Winger David Clarkson of the New Jersey Devils is one of several free agents that will become available today to NHL teams seeking to improve their lineups.
Photograph by: Bruce Bennett, Getty Images Files, The Canadia N Press
TORONTO - Courted by a number of other teams as the NHL's free-agent bonanza unfolded, David Clarkson knew deep down there was really only one place he wanted play.
The Toronto native joined his hometown Maple Leafs on Friday, inking a lucrative contract with the club he cheered for as youngster.
"As it was getting down to the end there were three or four (teams) where I was kicking back and forth," Clarkson said at Air Canada Centre. "At the end of the day I think in my heart this is where I wanted to be."
Raised in Toronto's west end, Clarkson's return home didn't come cheap for the Maple Leafs, who will pay the 29-year-old a reported US$36.75 million over the next seven seasons.
"It's an honour to be here," Clarkson added. "I wore that jersey as a kid. I was a big Leafs fan when I was little so it'll be pretty special to put it on.
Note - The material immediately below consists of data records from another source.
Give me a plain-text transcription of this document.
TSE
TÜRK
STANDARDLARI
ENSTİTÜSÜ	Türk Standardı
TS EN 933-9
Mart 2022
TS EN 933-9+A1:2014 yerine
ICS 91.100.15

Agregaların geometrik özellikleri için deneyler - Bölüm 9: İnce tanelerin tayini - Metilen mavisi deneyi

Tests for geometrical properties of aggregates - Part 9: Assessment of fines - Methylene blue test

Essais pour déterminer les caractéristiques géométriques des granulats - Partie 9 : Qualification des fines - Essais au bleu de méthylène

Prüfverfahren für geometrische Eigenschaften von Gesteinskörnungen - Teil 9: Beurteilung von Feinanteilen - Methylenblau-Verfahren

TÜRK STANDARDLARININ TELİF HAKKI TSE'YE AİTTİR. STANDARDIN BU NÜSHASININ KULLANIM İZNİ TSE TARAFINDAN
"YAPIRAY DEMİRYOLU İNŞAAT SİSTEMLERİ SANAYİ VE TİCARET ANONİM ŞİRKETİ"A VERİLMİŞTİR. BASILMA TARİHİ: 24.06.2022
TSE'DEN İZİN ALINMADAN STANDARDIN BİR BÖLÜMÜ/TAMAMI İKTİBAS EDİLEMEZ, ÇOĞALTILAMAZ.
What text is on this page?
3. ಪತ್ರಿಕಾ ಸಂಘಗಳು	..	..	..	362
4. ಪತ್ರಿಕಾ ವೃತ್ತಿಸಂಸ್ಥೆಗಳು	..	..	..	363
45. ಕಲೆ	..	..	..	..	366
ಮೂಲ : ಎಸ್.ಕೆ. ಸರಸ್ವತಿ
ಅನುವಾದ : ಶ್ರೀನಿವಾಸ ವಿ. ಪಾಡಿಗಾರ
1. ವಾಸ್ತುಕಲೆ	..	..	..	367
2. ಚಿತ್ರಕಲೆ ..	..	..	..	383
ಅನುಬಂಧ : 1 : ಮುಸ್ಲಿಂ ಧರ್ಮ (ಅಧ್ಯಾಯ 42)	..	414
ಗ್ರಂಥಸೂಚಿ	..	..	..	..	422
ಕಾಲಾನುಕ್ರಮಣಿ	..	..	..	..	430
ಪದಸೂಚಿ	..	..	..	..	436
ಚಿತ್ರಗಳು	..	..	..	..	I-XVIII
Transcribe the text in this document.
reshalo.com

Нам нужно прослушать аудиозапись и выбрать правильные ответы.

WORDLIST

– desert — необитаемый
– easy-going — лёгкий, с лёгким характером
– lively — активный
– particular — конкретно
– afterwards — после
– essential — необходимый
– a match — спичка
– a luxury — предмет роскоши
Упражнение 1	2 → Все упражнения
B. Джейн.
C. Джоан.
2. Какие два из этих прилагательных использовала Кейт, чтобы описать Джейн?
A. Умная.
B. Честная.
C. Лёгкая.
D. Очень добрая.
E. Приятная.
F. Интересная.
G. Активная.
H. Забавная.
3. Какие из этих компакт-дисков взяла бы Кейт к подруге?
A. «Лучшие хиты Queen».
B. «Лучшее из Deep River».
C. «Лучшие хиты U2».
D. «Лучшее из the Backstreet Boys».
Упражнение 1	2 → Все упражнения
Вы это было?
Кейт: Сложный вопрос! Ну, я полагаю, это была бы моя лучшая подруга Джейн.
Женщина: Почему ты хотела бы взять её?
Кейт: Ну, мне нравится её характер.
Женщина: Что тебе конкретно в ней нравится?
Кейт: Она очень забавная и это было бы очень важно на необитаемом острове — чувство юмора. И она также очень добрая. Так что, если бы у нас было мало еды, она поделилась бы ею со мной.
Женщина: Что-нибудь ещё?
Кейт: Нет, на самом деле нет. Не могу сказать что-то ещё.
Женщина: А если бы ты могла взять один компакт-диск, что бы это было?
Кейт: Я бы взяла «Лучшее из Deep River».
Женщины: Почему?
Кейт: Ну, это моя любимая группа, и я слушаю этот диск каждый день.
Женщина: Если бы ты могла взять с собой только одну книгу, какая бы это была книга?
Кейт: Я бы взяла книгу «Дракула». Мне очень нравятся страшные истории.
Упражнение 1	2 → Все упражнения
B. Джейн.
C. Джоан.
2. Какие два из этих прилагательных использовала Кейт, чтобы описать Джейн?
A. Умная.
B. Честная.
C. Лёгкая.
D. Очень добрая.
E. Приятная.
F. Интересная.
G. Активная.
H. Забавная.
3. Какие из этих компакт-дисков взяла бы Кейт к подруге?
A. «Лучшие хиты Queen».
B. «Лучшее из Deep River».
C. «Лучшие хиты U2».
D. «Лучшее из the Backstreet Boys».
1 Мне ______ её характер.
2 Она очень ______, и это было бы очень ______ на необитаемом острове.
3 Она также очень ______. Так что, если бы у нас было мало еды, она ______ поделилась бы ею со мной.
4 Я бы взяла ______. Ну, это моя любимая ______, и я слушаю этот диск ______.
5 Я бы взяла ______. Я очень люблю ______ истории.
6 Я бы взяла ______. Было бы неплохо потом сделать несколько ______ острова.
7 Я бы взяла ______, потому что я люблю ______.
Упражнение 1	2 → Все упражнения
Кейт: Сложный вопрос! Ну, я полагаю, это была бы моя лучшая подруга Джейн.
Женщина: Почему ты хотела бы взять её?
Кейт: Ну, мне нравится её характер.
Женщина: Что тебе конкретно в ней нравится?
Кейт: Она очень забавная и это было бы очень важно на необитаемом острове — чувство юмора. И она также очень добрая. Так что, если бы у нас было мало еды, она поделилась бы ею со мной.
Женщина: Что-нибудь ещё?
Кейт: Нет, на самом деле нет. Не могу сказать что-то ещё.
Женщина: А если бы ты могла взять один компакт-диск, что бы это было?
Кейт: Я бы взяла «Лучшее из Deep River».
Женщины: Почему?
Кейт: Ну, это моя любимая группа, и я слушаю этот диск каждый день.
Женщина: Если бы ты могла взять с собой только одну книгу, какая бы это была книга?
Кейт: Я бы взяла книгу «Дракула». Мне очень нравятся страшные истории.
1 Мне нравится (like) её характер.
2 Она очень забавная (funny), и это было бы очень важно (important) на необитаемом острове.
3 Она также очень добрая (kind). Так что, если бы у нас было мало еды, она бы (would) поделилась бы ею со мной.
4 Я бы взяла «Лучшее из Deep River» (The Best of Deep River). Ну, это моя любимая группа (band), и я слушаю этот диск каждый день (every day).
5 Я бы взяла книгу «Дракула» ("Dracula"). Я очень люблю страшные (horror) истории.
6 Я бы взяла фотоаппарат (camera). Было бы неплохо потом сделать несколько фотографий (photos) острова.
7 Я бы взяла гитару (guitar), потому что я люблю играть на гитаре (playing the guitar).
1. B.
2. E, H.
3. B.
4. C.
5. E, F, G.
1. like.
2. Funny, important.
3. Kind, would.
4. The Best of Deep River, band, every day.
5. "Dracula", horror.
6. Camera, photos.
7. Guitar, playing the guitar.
"It's definitely big to my dad. He raised us as Leafs fans, he bought us all our first Leafs jerseys so it's definitely big to me and my family."
Apart from adding Clarkson, Maple Leafs general manager Dave Nonis also re-signed first-line centre Tyler Bozak to a five-year deal worth a reported $21 million.
"We're pretty happy. Our top nine (forwards), I think, will be pretty competitive," said Nonis, who also acquired centre Dave Bolland from Chicago at Sunday's NHL draft. "And our fourth line will be very hard to play against. I can tell you (Leafs coach Randy Carlyle) is happy with the options that we have right now, in a lot of different areas."
In Clarkson, one of the biggest free agents on this year's market, the Maple Leafs get a gritty, hard-nosed winger.
"I play a style of hockey where I try and come out every night and wear my heart on my sleeve. That's just the type of player I am," said Clarkson, who added he owned a Wendel Clark jersey when he was a kid. "I try and do different little things, whether it's scoring or hitting or pressure. Every game you go on that ice you need to play well, you need to do something. That's my plan.
"Every night I'm going to put the hard hat on and go to work."
The Maple Leafs, who suffered a memorable collapse in Game 7 of their first-round series against the Boston Bruins, had already bolstered their goaltending by trading for Jonathan Bernier, who signed a two-year deal with Toronto on Friday worth $5.8 million.
The seven-year term given to Clarkson is uncharacteristic of the Maple Leafs, but Nonis said the big forward would have gone elsewhere had the length of the deal been shorter.
"I believe he has a lot of good years left in him," Nonis said.
Toronto cleared salary cap space to make Friday's moves by buying out centre Mikhail Grabovski and defenceman Mike Komisarek. The Leafs entered unrestricted free agency with the second-most available money under the cap and the ability to spend up to the $64.3-million limit.
Grabovski had four years remaining on his $21.5-million deal and cost the Maple Leafs $5.5 million per season against the NHL salary cap. The Komisarek buyout saves the Leafs $4.5 million by removing the final season of his five-year deal from their cap.
Bozak, who had 12 goals and 16 assists last season, will take up $4.2 million a year on his deal that linemate Phil Kessel praised by writing on Twitter: "My buddy is back leaf nation."
Nonis said he talked to Bozak's camp two days ago, but woke up Friday unsure of how things would play out. The deal was sealed after Nonis made an offer around noon which he called "basically the most we could do."
"To his credit, Bozie wanted to stay here," said the GM, who added that Bozak "maybe left some money on the table" from other teams looking for his services.
Clarkson will count $5.25 million against the cap while adding size on right wing. The six-foot-one, 200-pound power forward had 15 goals and nine assists last season for the Devils and scored 30 in 2011-12.
Clarkson, who got calls from Toronto captain Dion Phaneuf and defenceman John-Michael Liles welcoming him to Leaf Nation, said he isn't worried about the increased attention and pressure of playing in one of the league's biggest markets.
"My job is on the ice. I'm going to go out there every night and I'm going to give you everything I have," Clarkson said. "Am I perfect? No, but I'm going to go out there every night and play my game."
Notes: Nonis said the team did not pursue former Florida Panthers forward Stephen Weiss because they felt Bozak "was a better fit." ... The Leafs did talk to former Kings defenceman Rob Scuderi but didn't make an offer. Scuderi, instead, told them he was looking to sign in the U.S. closer to where he had a home. He went on to sign with the Pittsburgh Penguins. ... Toronto also signed tough guy Frazer McLaren to a two-year deal worth $1.4 million. McLaren had 102 penalty minutes, three goals and two assists in 35 games last season. ... To round out the day, the Maple Leafs also signed forward Trevor Smith, as well as defencemen T.J. Brennan and Kevin Marshall.